• The U.S. legal system defines probable cause as evidence or facts that would make a reasonable person believe a crime or wrongdoing has been, is being or will be committed. Probable cause is only based on facts and evidence, and not just suspicion.

    Four Sources

    Probable cause must be established by four sources. These sources are observation, expertise, information and circumstantial evidence.

    The Fourth Amendment

    The Fourth Amendment is the constitutional clause that limits the police force from unlawfully searching, seizing and arresting individuals. This amendment is the basis for courts in determining the proper use of probable cause.

    Search Warrants

    Without the proper determination of probable cause in a given situation, no person shall have their property or persons searched or violated.
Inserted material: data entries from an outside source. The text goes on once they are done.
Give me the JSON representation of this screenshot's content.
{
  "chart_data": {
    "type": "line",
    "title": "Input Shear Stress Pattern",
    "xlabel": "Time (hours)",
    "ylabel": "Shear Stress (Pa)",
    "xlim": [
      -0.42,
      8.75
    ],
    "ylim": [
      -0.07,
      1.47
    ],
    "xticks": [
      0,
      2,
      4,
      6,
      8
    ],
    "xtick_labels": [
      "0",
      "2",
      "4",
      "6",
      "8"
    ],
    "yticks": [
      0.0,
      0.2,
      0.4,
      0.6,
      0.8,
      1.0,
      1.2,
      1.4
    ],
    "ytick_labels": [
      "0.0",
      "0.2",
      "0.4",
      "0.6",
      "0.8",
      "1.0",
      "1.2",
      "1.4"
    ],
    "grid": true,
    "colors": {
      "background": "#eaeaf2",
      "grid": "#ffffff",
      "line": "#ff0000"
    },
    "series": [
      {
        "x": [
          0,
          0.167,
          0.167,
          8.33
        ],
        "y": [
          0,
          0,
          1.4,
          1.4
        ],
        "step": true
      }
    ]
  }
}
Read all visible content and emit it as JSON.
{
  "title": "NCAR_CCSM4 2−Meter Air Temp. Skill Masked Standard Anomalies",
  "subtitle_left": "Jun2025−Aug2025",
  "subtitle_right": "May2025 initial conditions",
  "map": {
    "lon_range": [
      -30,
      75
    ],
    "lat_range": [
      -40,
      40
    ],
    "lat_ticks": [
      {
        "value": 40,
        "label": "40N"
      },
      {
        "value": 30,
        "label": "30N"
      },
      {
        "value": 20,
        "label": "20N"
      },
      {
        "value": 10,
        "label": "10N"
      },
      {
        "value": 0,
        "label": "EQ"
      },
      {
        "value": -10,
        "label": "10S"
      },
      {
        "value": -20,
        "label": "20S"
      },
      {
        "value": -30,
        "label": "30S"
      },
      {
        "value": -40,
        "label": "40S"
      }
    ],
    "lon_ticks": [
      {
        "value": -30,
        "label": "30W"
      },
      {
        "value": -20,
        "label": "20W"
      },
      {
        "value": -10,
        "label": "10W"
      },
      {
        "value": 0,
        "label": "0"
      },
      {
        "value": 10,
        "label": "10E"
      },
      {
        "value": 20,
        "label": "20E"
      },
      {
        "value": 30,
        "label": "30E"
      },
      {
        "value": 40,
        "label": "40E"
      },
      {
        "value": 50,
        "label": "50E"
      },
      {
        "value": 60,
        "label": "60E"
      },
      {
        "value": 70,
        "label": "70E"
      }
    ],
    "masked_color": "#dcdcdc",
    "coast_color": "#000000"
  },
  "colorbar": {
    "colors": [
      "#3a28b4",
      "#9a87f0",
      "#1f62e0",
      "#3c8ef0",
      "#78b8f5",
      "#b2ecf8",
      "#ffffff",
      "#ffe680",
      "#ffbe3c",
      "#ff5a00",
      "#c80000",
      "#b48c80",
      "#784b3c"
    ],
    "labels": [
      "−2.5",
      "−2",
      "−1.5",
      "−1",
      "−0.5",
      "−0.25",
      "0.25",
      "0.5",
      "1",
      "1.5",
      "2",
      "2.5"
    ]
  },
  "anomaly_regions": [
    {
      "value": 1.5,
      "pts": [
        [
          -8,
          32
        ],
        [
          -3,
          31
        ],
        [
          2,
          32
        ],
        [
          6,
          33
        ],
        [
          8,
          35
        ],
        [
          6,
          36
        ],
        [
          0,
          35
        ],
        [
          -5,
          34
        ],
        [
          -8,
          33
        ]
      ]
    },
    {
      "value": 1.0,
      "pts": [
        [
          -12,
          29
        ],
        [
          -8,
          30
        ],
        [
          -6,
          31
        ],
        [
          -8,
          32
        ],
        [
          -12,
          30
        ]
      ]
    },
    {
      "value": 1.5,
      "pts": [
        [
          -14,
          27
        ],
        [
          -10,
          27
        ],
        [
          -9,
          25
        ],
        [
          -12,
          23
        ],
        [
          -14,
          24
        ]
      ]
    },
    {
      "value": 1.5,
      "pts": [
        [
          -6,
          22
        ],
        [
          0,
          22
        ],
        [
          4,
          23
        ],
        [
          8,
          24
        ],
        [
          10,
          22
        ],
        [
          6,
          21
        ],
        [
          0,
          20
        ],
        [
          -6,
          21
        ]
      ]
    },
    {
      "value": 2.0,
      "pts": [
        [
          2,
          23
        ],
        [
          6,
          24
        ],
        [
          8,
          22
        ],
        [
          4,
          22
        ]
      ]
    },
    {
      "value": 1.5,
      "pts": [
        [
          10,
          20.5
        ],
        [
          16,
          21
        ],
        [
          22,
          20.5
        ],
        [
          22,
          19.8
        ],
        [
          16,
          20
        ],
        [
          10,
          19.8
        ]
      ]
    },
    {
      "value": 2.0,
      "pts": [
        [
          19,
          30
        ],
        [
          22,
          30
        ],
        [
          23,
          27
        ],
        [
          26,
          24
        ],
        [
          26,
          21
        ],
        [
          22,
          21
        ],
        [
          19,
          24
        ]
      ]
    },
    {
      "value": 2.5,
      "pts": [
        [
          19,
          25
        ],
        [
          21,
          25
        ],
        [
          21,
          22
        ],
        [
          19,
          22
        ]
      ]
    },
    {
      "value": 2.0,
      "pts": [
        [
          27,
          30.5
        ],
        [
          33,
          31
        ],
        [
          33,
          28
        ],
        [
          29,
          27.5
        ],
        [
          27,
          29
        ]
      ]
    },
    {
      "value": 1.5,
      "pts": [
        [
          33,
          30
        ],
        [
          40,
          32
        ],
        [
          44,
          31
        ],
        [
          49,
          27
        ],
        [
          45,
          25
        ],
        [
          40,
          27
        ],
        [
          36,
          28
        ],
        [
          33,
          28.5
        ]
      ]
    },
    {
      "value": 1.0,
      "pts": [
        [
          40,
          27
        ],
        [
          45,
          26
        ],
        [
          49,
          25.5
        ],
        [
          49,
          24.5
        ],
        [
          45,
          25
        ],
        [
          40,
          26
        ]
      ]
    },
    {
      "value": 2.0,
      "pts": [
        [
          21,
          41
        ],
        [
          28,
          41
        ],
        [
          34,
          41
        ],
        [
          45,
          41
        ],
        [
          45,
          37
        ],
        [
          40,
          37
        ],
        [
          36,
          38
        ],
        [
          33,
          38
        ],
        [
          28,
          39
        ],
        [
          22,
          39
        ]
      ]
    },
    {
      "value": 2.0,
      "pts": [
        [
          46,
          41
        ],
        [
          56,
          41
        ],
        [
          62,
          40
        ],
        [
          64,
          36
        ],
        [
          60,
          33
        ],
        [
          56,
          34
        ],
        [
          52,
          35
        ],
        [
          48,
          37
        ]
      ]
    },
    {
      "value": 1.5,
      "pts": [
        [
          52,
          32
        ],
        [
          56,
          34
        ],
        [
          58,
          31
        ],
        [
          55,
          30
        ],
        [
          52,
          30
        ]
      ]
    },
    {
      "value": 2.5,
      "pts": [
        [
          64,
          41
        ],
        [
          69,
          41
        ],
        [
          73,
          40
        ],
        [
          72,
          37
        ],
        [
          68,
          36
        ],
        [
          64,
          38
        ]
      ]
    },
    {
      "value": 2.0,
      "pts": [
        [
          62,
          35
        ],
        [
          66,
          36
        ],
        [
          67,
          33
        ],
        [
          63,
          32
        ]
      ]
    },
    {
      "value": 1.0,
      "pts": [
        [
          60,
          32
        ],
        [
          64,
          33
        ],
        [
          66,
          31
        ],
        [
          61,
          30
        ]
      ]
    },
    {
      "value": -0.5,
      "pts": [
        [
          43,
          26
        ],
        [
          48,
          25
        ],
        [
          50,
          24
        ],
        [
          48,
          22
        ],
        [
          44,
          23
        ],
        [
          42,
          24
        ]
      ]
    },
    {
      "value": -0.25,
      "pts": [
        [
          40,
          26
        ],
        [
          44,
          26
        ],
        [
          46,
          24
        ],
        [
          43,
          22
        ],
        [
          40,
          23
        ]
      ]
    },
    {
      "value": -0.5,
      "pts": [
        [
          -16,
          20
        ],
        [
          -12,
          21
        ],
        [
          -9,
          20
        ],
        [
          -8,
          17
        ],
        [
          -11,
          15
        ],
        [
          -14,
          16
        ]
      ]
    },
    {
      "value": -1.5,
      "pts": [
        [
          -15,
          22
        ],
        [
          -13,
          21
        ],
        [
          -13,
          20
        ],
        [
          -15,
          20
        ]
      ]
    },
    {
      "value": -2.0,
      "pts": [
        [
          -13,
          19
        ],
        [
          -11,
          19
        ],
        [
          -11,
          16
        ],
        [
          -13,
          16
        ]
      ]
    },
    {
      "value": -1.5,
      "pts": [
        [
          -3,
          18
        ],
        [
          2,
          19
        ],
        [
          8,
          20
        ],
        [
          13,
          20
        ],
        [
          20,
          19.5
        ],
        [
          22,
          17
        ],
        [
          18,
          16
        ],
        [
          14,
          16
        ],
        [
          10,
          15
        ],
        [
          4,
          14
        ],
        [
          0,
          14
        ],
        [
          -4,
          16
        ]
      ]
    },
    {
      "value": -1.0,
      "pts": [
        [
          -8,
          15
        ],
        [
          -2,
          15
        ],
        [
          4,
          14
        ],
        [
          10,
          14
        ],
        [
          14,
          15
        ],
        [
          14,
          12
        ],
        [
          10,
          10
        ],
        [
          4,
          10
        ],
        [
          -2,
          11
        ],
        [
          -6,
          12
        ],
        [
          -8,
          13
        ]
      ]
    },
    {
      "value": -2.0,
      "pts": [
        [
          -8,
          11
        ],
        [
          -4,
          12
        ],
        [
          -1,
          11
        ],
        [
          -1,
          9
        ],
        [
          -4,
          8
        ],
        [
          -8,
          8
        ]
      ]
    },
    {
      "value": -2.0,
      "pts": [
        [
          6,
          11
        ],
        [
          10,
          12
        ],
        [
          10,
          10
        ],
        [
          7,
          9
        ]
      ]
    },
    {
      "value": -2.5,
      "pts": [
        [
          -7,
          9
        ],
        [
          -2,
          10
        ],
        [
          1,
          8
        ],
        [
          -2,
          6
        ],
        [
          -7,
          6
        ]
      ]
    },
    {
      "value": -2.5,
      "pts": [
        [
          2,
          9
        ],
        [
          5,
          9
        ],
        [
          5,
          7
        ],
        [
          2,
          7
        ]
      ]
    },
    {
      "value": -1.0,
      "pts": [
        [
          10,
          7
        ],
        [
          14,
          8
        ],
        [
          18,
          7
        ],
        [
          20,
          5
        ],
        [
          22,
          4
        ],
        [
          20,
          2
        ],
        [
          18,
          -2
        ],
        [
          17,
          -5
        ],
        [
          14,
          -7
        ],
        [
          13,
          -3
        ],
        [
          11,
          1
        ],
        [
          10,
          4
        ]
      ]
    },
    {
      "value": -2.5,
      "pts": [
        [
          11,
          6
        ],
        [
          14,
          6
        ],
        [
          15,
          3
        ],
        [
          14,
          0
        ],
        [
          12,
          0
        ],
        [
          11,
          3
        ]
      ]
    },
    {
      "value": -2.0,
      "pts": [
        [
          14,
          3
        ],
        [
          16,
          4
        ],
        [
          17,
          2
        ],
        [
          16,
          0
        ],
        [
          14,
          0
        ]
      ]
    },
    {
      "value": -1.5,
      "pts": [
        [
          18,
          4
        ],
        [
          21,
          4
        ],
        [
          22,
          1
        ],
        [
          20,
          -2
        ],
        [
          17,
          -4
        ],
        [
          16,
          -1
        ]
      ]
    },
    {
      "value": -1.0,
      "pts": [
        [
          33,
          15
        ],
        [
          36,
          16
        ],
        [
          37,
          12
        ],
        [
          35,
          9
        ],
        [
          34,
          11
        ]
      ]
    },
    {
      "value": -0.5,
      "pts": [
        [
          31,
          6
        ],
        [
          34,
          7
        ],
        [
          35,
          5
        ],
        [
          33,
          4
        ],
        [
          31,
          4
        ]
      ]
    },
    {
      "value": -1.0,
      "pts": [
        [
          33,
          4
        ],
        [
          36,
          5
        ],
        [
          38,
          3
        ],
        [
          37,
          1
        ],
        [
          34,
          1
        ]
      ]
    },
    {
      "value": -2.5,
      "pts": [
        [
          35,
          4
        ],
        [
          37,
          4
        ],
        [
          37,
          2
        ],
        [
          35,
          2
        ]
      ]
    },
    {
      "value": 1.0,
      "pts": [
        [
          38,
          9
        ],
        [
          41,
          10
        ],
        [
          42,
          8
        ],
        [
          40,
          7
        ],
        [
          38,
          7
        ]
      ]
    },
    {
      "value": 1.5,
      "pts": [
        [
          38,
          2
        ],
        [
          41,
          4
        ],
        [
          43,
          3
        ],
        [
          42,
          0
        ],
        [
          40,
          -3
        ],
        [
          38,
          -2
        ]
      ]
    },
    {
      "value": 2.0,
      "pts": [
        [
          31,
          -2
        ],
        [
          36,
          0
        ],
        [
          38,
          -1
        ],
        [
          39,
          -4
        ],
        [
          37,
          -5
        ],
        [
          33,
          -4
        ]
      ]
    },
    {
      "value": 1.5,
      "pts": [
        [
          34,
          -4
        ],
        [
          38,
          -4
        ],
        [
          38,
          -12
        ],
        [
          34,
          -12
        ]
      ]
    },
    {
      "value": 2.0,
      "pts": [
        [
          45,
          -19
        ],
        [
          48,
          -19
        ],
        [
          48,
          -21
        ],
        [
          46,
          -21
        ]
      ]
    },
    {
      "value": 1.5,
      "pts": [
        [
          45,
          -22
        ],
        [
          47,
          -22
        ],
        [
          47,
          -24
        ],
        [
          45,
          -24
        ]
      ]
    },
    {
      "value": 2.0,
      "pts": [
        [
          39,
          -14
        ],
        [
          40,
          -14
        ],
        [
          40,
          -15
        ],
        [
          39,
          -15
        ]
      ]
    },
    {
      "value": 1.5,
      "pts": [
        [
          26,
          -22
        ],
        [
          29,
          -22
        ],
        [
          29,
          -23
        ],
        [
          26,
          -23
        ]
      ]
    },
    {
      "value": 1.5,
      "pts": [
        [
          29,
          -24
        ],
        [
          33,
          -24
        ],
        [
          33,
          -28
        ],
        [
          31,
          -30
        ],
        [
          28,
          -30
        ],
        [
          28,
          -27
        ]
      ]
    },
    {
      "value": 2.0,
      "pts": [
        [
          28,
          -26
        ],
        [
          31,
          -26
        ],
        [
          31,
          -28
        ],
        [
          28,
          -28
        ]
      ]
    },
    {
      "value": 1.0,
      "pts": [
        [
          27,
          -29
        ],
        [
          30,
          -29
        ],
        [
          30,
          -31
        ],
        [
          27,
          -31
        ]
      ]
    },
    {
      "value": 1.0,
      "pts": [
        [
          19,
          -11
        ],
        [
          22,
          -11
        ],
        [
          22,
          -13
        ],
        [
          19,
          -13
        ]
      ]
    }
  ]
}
Warrants can be issued when there is probable cause and they must be supported by oath or affirmation that describes places to be searched or person or things to be seized.


    The police can detain and hold a person in a public place if they have reasonable cause for doing so. This is why officers sometimes stop and frisk people without probable cause. Without probable cause, an arrest cannot be made.


    Law enforcement personnel must be extremely careful and not violate a citizen's rights. Without the Fourth Amendment and the rulings that derive from it, law enforcement could have unchecked power when it comes to arresting, detaining and searching individuals whether they're guilty or not.